Была уже половина третьего, как убедился Гройлих, взглянув на свои большие старомодные карманные часы, «часы-монстр», как он их называл, но с безукоризненно точным ходом; они держались на двух гвоздиках, вернее, стальных шпильках, вбитых в дощечку, которая висела на стене, — надо предохранить эти чудесные часы, одно из удивительнейших изобретений человеческого ума, от сырости и холода, шедших от каменной стены. Через несколько минут явится по поручению обер-лейтенанта Петер Посек, он поможет Гройлиху подготовить комнату к приему гостей; придут ведь человек пять, их надо усадить. Поначалу Гройлих не нуждался в помощи; придется превратить койку — мое целомудренное ложе, подумал он — в своего рода софу, одним одеялом застелить, другое повесить на стену, чтобы дамы могли прислониться к ней. Одеяла Посек принес еще с утра.
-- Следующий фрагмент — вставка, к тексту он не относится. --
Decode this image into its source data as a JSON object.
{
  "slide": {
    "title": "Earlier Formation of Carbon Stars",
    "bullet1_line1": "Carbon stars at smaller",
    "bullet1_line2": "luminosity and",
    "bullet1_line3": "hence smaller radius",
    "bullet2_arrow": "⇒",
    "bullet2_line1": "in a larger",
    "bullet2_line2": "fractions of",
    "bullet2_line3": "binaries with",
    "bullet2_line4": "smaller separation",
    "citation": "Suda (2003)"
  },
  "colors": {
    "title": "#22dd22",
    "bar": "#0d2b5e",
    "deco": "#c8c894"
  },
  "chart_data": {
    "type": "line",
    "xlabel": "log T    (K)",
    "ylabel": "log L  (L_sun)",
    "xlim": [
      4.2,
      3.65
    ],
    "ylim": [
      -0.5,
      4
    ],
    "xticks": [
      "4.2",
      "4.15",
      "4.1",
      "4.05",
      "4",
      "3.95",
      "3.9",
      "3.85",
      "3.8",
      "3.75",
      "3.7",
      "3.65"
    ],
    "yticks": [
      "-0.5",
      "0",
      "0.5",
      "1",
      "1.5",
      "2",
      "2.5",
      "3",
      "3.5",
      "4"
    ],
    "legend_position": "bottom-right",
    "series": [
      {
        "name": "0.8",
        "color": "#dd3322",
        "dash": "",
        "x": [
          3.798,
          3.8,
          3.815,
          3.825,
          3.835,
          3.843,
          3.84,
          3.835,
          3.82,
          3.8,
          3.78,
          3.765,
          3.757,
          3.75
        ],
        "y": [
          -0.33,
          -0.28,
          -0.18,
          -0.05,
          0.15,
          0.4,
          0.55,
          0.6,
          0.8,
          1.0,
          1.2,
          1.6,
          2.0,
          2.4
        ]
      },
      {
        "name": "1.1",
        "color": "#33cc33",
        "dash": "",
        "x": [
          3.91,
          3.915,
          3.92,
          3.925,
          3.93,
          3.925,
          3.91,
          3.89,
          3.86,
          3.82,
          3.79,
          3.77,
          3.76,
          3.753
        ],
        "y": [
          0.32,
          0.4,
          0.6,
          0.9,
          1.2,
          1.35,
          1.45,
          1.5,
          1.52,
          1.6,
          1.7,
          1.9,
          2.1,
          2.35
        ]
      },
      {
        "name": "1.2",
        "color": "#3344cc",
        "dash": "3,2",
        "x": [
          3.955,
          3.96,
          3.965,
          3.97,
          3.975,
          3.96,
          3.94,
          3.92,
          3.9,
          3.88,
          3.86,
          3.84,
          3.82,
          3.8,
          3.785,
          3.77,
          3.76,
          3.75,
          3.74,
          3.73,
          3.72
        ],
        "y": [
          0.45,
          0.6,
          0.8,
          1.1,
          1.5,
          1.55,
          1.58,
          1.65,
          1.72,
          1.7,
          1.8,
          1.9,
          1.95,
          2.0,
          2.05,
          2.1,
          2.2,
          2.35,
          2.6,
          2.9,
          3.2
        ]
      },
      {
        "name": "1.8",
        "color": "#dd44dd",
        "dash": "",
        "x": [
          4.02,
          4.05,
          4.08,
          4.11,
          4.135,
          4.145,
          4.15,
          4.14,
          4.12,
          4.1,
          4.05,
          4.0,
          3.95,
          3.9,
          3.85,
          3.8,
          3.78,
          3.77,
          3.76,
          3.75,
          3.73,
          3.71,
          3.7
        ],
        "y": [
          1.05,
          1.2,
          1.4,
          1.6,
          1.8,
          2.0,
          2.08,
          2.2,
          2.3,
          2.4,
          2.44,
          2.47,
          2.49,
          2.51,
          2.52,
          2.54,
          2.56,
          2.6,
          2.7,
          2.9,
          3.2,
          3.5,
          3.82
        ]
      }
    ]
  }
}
Больше всего возни было с печкой, железной времянкой, ее длинная труба выходила в форточку; через нее русские проветривают зимой свои дома, не напуская холоду в открытое окно. Остальное пространство форточки было хорошо изолировано от наружного воздуха картоном и бумагой. На длинной черной железной трубе Гройлих обычно сушил белье, какое помельче; теперь он все снял и засунул в свою подушку — получился валик для изголовья софы. Затем пришел Посек с удобным и легким соломенным стулом, взятым из сарая, где владелец дома хранил садовую мебель.
— Там есть еще два-три таких. Мы всю твою каморку заставим.
Гройлих, как истый школьный учитель, стал считать по пуговицам:
— Две сестры милосердия — дамы на первом плане! — два офицера, два нижних чина и, наконец, я да ты. Итого — восемь персон. Посчитай-ка, что нам еще нужно. Не поставить ли здесь садовый столик? Притащи-ка его. Да насчет дров не забудь. Я-то свою конуру обычно держу в холоде, а гостям будет неуютно. Ну, а еда и питье…
— Об этом, конечно, уже позаботился повар. Понятное дело…
Среди картин, которыми унтер-офицер Гройлих украсил стены своего подвала, центральное место занимала гравюра — выразительный портрет швейцарца Песталоцци в костюме времен Вертера. Узкое лицо с заостренным подбородком и горячий взгляд, устремленный на людей в военной форме, собравшихся в этом подвале в назначенный час; вокруг длинной шеи повязан, совсем не по сезону, белый шарф, а высокий воротник пальто, похожего на фрак, напоминает о Жан-Жаке Руссо или другом энциклопедисте той поры, столь сходной с современностью. Стул под портретом оставался незанятым: писарь Бертин опоздал.
Винфрид обратил внимание, сестры Берб на некое подобие гравюры: тучный король Фридрих Вильгельм I сидит, широко развалясь в кресле, а школьный учитель тех дней, с палкой, висящей на запястье, подводит к королю его сынишек, обступивших отца с грифельными досками в руках — серые пятна, разбросанные по правой стороне гравюры.